Note: Re-edit of “A shitty people. Un peuple de mer(de)?June 28, 2017

Finally, an ired Lebanese woman blowing her top and describing our status “Nous sommes un peuple de mer(de)”

Mind you that what this article was written 3 years ago, before Corona pandemics and before our pseudo-State declared total bankruptcy at all levels: government, Central Bank and private banks...

Médéa AZOURI | OLJ

Un peuple minable. Un peuple composé de criminels, de voyous, de lâches, d’inconscients, des anarchistes, de fourbes.

Un peuple qui ne mérite pas son appartenance Libanaise (ou aucune autre appurtenance?).

Nous sommes un peuple indigne (de quoi? d’être citoyen?). Un peuple honteux.

Que nous sommes honteux. Nous, les complices de la République.

Complices de l’immense crime écologique qui a détruit à jamais nos côtes et notre mer.
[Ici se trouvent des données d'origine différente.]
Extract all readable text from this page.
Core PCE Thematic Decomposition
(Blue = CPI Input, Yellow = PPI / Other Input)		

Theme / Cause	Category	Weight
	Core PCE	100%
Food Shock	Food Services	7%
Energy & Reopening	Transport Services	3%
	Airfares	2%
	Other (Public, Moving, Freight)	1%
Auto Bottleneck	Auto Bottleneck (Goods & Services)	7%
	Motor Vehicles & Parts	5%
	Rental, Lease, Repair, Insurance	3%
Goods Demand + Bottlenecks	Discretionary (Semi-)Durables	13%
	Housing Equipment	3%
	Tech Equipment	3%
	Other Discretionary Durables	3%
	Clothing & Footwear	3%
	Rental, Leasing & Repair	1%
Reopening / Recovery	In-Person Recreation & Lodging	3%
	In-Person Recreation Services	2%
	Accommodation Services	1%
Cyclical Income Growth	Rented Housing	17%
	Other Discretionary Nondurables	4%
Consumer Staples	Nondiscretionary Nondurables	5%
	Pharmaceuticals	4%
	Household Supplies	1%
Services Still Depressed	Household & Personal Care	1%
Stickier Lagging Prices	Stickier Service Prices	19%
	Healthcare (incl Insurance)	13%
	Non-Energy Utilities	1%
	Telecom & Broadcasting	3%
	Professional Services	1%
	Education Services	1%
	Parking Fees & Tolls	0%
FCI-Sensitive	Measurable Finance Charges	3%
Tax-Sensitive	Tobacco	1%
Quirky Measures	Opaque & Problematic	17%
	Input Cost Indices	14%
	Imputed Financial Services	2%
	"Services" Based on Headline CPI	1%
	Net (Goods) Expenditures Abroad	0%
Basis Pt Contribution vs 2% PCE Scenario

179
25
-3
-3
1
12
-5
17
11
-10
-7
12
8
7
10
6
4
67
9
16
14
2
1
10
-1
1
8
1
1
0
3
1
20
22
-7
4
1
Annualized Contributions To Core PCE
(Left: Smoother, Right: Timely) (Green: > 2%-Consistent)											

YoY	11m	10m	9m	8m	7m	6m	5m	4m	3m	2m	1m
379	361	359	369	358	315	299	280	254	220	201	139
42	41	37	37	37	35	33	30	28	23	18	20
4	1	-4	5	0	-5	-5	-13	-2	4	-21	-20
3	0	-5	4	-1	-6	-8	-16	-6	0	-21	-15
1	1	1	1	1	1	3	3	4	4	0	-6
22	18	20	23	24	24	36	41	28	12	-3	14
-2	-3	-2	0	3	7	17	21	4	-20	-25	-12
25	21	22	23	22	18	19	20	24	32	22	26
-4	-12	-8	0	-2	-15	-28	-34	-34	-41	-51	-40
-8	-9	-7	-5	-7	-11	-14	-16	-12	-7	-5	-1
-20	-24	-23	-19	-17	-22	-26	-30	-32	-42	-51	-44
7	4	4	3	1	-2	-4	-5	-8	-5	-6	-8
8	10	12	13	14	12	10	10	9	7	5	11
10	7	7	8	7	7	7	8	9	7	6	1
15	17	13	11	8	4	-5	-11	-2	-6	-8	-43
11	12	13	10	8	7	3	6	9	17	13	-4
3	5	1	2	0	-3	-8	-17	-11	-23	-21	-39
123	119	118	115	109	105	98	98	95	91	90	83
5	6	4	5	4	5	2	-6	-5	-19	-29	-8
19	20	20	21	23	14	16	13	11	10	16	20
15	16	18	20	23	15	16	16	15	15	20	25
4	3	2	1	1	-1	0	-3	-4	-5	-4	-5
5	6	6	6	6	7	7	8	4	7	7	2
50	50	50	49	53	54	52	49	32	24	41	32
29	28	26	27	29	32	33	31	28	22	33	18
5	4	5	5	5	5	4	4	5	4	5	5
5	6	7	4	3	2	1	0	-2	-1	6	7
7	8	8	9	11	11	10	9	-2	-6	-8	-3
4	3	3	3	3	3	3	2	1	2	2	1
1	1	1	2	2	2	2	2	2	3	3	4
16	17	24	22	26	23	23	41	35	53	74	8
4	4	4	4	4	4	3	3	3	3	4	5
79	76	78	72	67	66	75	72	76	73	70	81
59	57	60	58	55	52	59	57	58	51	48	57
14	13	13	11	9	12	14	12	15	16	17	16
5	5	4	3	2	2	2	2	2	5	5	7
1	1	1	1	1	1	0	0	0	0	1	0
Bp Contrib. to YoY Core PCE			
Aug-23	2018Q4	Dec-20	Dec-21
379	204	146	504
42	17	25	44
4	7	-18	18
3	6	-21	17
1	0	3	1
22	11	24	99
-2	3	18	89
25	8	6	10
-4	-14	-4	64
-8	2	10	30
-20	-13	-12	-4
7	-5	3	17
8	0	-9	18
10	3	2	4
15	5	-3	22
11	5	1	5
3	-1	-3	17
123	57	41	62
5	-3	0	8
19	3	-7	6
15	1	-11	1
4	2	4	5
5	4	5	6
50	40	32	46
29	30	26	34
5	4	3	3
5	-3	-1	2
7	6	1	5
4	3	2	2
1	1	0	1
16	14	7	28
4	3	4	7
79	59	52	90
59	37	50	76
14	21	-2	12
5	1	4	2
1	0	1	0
Complices des crimes commis dans la rue par des ordures aux veines shootées, au cerveau atrophié, appuyés par des hommes véreux.

Nous sommes complices des bûcherons-bouchers qui abattent les arbres de nos forêts pour en faire des carrières.

Complices des hommes qui bafouent inlassablement les droits des femmes. Complices de tous ceux qui augmentent leurs prix allègrement C’est-à-dire tout le monde.

Complices des politiciens qui nous volent. Des députés qui s’auto prorogent un nouveau mandat. (Our parliament actually extended its tenure for another mandate on false excuses of security reasons)

Complices de ces meurtres insensés de notre pays, que nous commettons jour après jour.

Nous sommes nuls et abjects.

3 200 tonnes de déchets se déversent chaque jour dans la mer à Bourj Hammoud, Jdeidé et Dbayé, à la demande de notre ministre de l’Environnement.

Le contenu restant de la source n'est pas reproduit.